I also wondered about how much of my trouble getting into this novel stemmed from the fact that I hadn’t read the other novels in this series. The Dream Hunter is my first novel by Sherrilyn Kenyon (although I’ve read and liked Born in Sin which she’s written under the name Kinley MacGregor).
So with these two mitigating circumstances out of the way, I also think the book is all over the place. Really, look at this:
- The hero, Arik, makes a bargain with Hades so that he can experience in the flesh the incredibly sex he has with the heroine, Megeara, in her dreams. The price: Megeara’s soul. She has to die after the two weeks Hades granted Arik are over.
- The Onoroi keep dream hunters like Arik (called Skotos) in line so that they don’t mess with human dreams too much. With Arik going human, they are afraid that Zeus will catch on to the fact that the curse which denies dream hunters emotions is weakening. To protect themselves, they sick the Dolophonis on Arik to kill him.
- Artemis isn’t happy that Megeara is looking for Atlantis. She sent one of her servants, Kat, to keep an eye on Megeara. She also meddles on her own.
- Then there’s Zebulon, or ZT, a Chthonian or god killer because they have so much power that they could. he watches over mankind is pissed at what’s happening.
- Arik’s brother Solin has his own agenda why he’s helping Arik.
- Kat seems to have her own agenda, too.
- And lastly, and I think that’s supposed to be the most important point besides #1, Megeara’s finding and poking around Atlantis might release Apollymi, the Destroyer, from her seal. And that’s something none of the various gods and factions wants really to see.
That’s enough plot for several novels, IMO.
Add to that two main characters who seemed to be written according to a checklist and who often just go blithely along, forgetting what happened a few pages before, and The Dream Hunter seemed like a rather “whimsical” novel. It jumped from one thing to the other. One moment it was this, the next it was that without a real connection. There’s for example the fact that Apollymi, if released, is very likely to destoy the world in her wrath. But that doesn’t seem to enter Megeara’s mind when she considers making a deal with her because Arik’s life is at stake.
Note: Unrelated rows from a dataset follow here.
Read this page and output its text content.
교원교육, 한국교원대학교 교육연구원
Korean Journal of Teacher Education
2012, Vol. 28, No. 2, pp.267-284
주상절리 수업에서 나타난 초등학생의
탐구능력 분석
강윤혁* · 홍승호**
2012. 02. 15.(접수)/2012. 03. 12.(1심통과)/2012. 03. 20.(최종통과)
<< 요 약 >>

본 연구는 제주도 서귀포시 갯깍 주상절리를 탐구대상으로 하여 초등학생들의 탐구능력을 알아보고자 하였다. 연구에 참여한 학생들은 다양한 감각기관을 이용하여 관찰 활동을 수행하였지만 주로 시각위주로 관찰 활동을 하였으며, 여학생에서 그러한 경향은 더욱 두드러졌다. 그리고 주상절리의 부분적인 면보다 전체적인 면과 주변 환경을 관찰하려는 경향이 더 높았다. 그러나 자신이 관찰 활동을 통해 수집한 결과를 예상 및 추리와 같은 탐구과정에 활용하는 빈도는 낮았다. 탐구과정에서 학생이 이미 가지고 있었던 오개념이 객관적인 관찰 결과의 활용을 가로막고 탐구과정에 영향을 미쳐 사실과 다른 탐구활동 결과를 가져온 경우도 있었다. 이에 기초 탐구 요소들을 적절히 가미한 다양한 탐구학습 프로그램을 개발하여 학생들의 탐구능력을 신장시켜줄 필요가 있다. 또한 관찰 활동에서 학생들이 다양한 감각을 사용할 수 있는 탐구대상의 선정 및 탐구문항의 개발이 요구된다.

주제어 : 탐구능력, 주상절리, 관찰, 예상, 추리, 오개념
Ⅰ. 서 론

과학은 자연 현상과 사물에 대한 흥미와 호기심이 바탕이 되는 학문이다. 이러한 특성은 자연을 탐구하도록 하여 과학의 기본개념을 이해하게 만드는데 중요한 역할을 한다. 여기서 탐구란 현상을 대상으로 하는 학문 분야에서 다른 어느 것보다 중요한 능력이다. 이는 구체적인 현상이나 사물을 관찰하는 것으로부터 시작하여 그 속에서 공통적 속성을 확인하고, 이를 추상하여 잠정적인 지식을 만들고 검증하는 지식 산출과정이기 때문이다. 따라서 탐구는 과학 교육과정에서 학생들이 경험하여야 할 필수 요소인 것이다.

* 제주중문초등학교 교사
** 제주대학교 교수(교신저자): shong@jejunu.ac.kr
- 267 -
The erratic impression is strengthened even further by the several (necessary) POV characters. But even though the various sub plots require a lot of POV characters, Kenyon does change POV characters more often than is really needed, IMO. Like in one of the dream sex scenes, for example (140/141). It’s like ping pong so that you get the emotions and feelings of both characters involved. And was is really necessary to interrupt an upcoming action scene for two pages to give me the details of all of Arik’s ten attackers (144-146)?
So all that kept me from getting into the story. But there’s more. Like Megeara’s special specialness or the often forced humor (Artemis language problems? Too silly on top of all the other things for me). Or the fact that Arik has kept his powers in his dreams while he’s human even though this shouldn’t be possible (but it allows for some hot kissing because Megeara is rather frosty by day). In general, I thought the story relied too much on deus ex machina devices.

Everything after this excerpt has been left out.